A Strong Community...
So began one of the articles I read in reference to this weeks gospel reading. The rest of the sentence was "enhances the lives of its members", but a strong community is more and does more than mere enhancement. The strong community fills our gaps, makes us whole, supports us in time of need, rejoices when we are happy. But the strong community is more than even that - it is diverse. Diversity comes in many forms, but it is these very differences that make the community stronger together. A bundle of sticks that all have a thin spot in the same area will break consistently. A community where all members are exactly the same will have the same vulnerability. A strong community has differences of philosophy and thought, of ability and resources, of backgrounds and traditions. A strong community can take these differences and sit at the table together and enjoy the company and fellowship.
Throughout our lives, we all have difference communities we participate in: they are connected to our identity. I remember one time in seminary, one of my classmates (one community) asked me the very reasonable question, "Where are you from?" (what is your community of origin) I replied, "I am from a small town no one knows of but everyone passes on the highway west of Albany."
I will never forget this woman's response. "Honey," she said, "You come from a small town that has survived 200 years of existence in this great nation. Your town has history and dignity and pride. Be Proud of the small town you come from. Say It's Name First, then give the location if you get a blank look."

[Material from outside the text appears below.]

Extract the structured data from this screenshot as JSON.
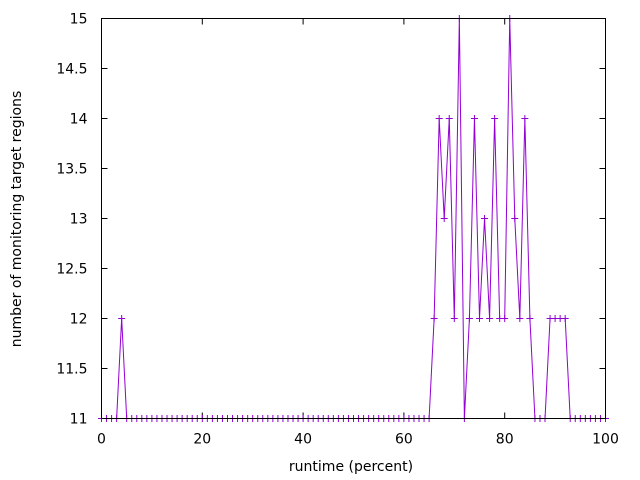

A strong community is part of our identity, and claiming that identity brings awareness and connection and strength to the ties that bind the community together. These communities are the towns we grow up in, the churches or other houses of faith we attend, the neighbors whose driveways we help plow in the winter, lawns we mow in the summer. Our communities are the music festivals, the poker nights, the knitting circles, the book clubs, and other hobbies. Our communities are the sports teams of kids, grand-kids, nieces and nephews, or adult leagues we might participate in. I remember getting a charge of excitement whenever I read about other bagpipers in the newspaper when I was growing up. These are the ties that bind, these are the connections that keep us whole.
Sometimes, though, the strength of the identity of the community becomes it's weakness as the call to confirm to a demanding social order creates a concern about inclusiveness and a system of exclusivity and isolation. This exclusivity was the issue the disciples raised to Jesus' attention in Sunday's gospel, but Jesus' answer keeps the door open.
A strong community is a net - the members are all connected one to another, and it can catch all who come through the door.